Brasil inicia 2008 como credor externo

O Brasil terminou o mês de janeiro como credor externo em quase US$ 7 bilhões. Isso significa que os ativos em moeda estrangeira do país, basicamente as reservas internacionais, superam toda a dívida externa brasileira.
Segundo estimativa do Banco Central, a dívida total para o mês passado era de US$ 196.2 bilhões. Já os ativos somaram no período US$ 203.190 bilhões -sendo que a maior parte é referente às reservas em moedas estrangeiras (US$ 187.507 bilhões).
Ou seja, o Brasil está com uma dívida externa total líquida negativa em US$ 6.983 bilhões, o que coloca o país na posição de credor externo. Essa dívida é quando se reduz da dívida externa bruta os ativos que o país possui no exterior.
Além das reservas, o Brasil possuía em janeiro US$ 2.819 bilhões em créditos no exterior e US$ 12.864 bilhões em haveres de bancos comerciais.
O dado divulgado ontem supera a expectativa do BC, que na semana passada afirmou que o Brasil era credor externo em cerca de US$ 4 bilhões.
Ao final de 2007, as reservas estavam em US$ 180.3 bilhões, um crescimento de 110% no ano. Essa expansão foi conseqüência, principalmente, das compras de dólares efetuados pelo BC ao longo do ano passado. Entre 2003 e 2007, as compras chegaram a US$ 141.3 bilhões, sendo que 55,6% desse total foi realizado no ano passado.

Balanço de
pagamentos

Já o balanço de pagamentos, que reflete as movimentações de recursos feitas com o exterior, encerrou janeiro com um superávit de US$ 3.231 bilhões.
O balanço inclui o resultado das transações correntes mais a conta capital e financeira (que representam as operações financeiras do país com o exterior, incluindo ingresso de investimentos estrangeiros).
A conta de capital e financeira teve um saldo positivo de US$ 7.552 bilhões em janeiro de 2008.
Os investimentos estrangeiros diretos ficaram em US$ 4.814 bilhões em janeiro. A previsão é que neste ano entrem US$ 28 bilhões por essa conta.
A remessa de lucros, dividendos e juros ao exterior fez o Brasil terminar o mês de janeiro com um saldo negativo na conta que mede as principais operações do pais com o exterior -balança comercial, a conta de serviços e rendas e as transferências unilaterais.
O déficit em conta corrente foi de US$ 4.232 bilhões no mês passado, acima dos US$ 2.8 bilhões estimados pelo Banco Central.

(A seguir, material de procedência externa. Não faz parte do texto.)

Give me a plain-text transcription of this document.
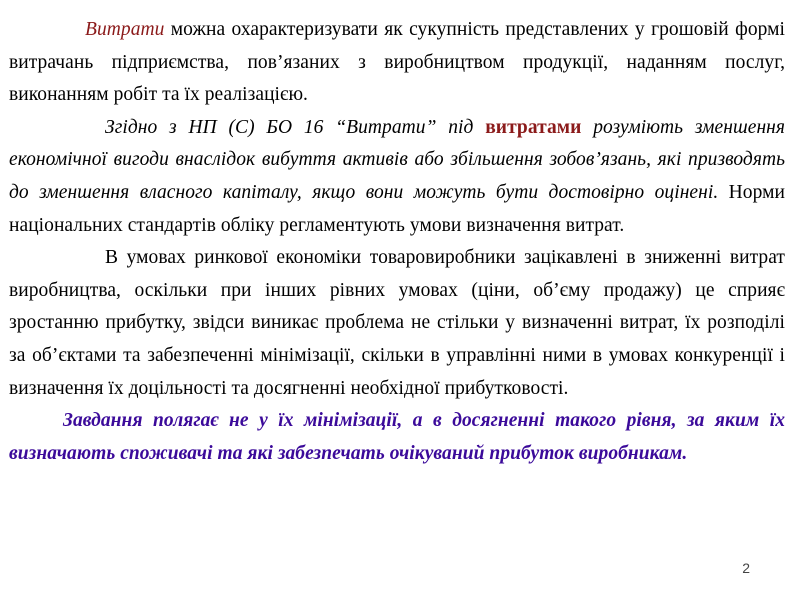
Витрати можна охарактеризувати як сукупність представлених у грошовій формі витрачань підприємства, пов’язаних з виробництвом продукції, наданням послуг, виконанням робіт та їх реалізацією.

Згідно з НП (С) БО 16 “Витрати” під витратами розуміють зменшення економічної вигоди внаслідок вибуття активів або збільшення зобов’язань, які призводять до зменшення власного капіталу, якщо вони можуть бути достовірно оцінені. Норми національних стандартів обліку регламентують умови визначення витрат.

В умовах ринкової економіки товаровиробники зацікавлені в зниженні витрат виробництва, оскільки при інших рівних умовах (ціни, об’єму продажу) це сприяє зростанню прибутку, звідси виникає проблема не стільки у визначенні витрат, їх розподілі за об’єктами та забезпеченні мінімізації, скільки в управлінні ними в умовах конкуренції і визначення їх доцільності та досягненні необхідної прибутковості.

Завдання полягає не у їх мінімізації, а в досягненні такого рівня, за яким їх визначають споживачі та які забезпечать очікуваний прибуток виробникам.

2
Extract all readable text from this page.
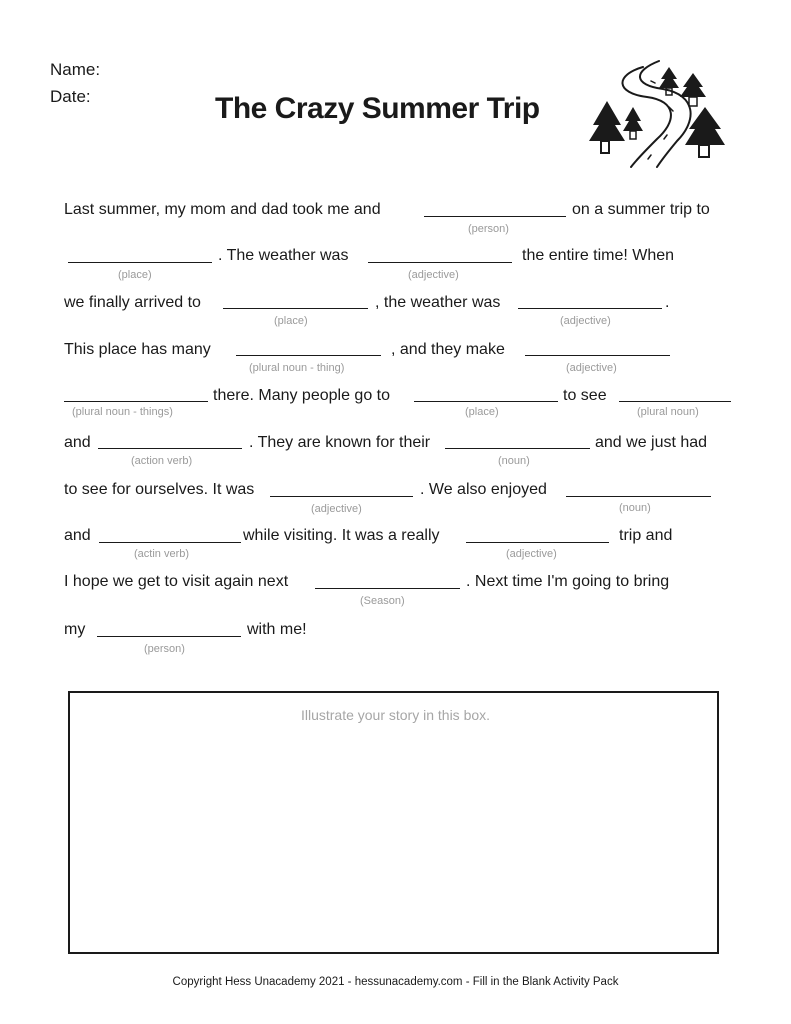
Name:
Date:	The Crazy Summer Trip
Last summer, my mom and dad took me and	on a summer trip to
(person)
. The weather was	the entire time! When
(place)	(adjective)
we finally arrived to	, the weather was	.
(place)	(adjective)
This place has many	, and they make
(plural noun - thing)	(adjective)
there. Many people go to	to see
(plural noun - things)	(place)	(plural noun)
and	. They are known for their	and we just had
(action verb)	(noun)
to see for ourselves. It was	. We also enjoyed
(adjective)	(noun)
and	while visiting. It was a really	trip and
(actin verb)	(adjective)
I hope we get to visit again next	. Next time I'm going to bring
(Season)
my	with me!
(person)
Illustrate your story in this box.
Copyright Hess Unacademy 2021 - hessunacademy.com - Fill in the Blank Activity Pack
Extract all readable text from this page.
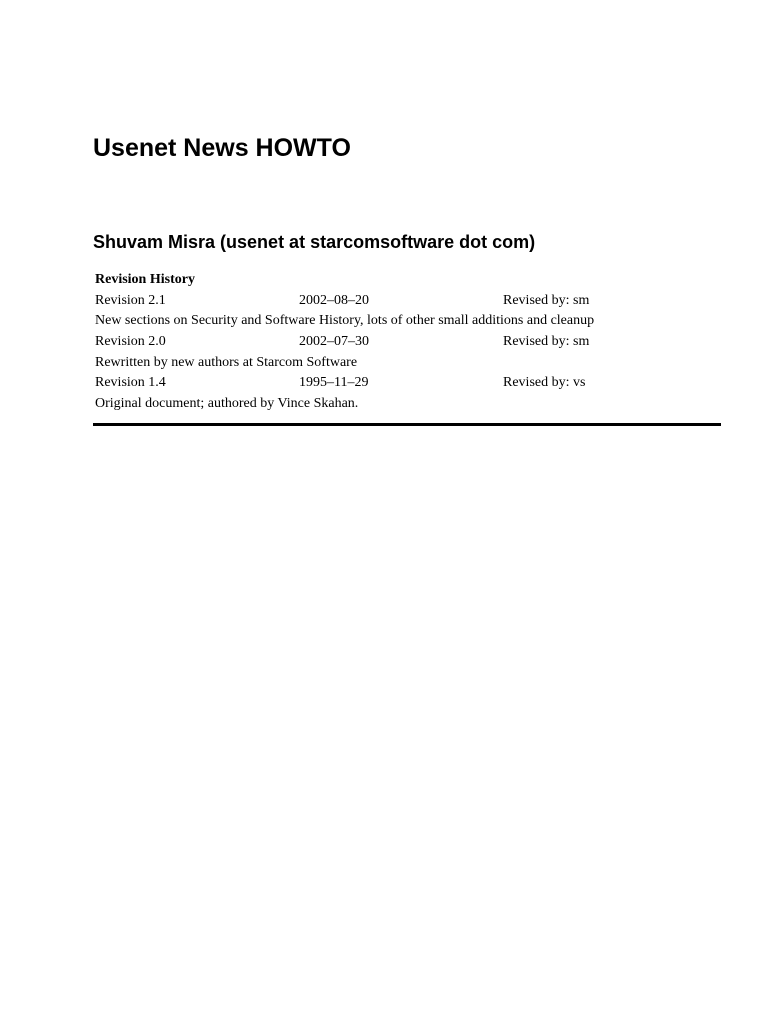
Usenet News HOWTO
Shuvam Misra (usenet at starcomsoftware dot com)
Revision History
Revision 2.1	2002–08–20	Revised by: sm
New sections on Security and Software History, lots of other small additions and cleanup
Revision 2.0	2002–07–30	Revised by: sm
Rewritten by new authors at Starcom Software
Revision 1.4	1995–11–29	Revised by: vs
Original document; authored by Vince Skahan.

Aplicação estrangeira bate recorde em janeiro

Apesar da crise no mercado financeiro, a entrada de recursos estrangeiros no país em forma de investimentos diretos superou as expectativas.
Os ingressos somaram US$ 4.814 bilhões, o maior valor para janeiro desde o início da série do Banco Central, iniciada em 1947. A expectativa é que em 2008 entrem no país US$ 28 bilhões em novos investimentos -o dado pode ser revisado no decorrer do ano. No acumulado de 12 meses, esse fluxo está positivo em US$ 37 bilhões. “Tivemos um valor recorde para janeiro e temos investimentos disseminados em diversos setores. Teremos um fluxo forte neste ano dado as intenções que estamos coletando junto às empresas’’, afirmou Altamir Lopes, chefe do Departamento Econômico do BC.
Os investimentos estrangeiros diretos chegaram em 2007 a US$ 34.616 bilhões, o maior valor já registrado em um único ano e quase o dobro do registrado em 2006 (US$ 18.782 bilhões).
Apesar da projeção otimista para o ano, o recorde de janeiro não deverá se repetir neste mês. Até hoje, entraram no país apenas US$ 100 milhões.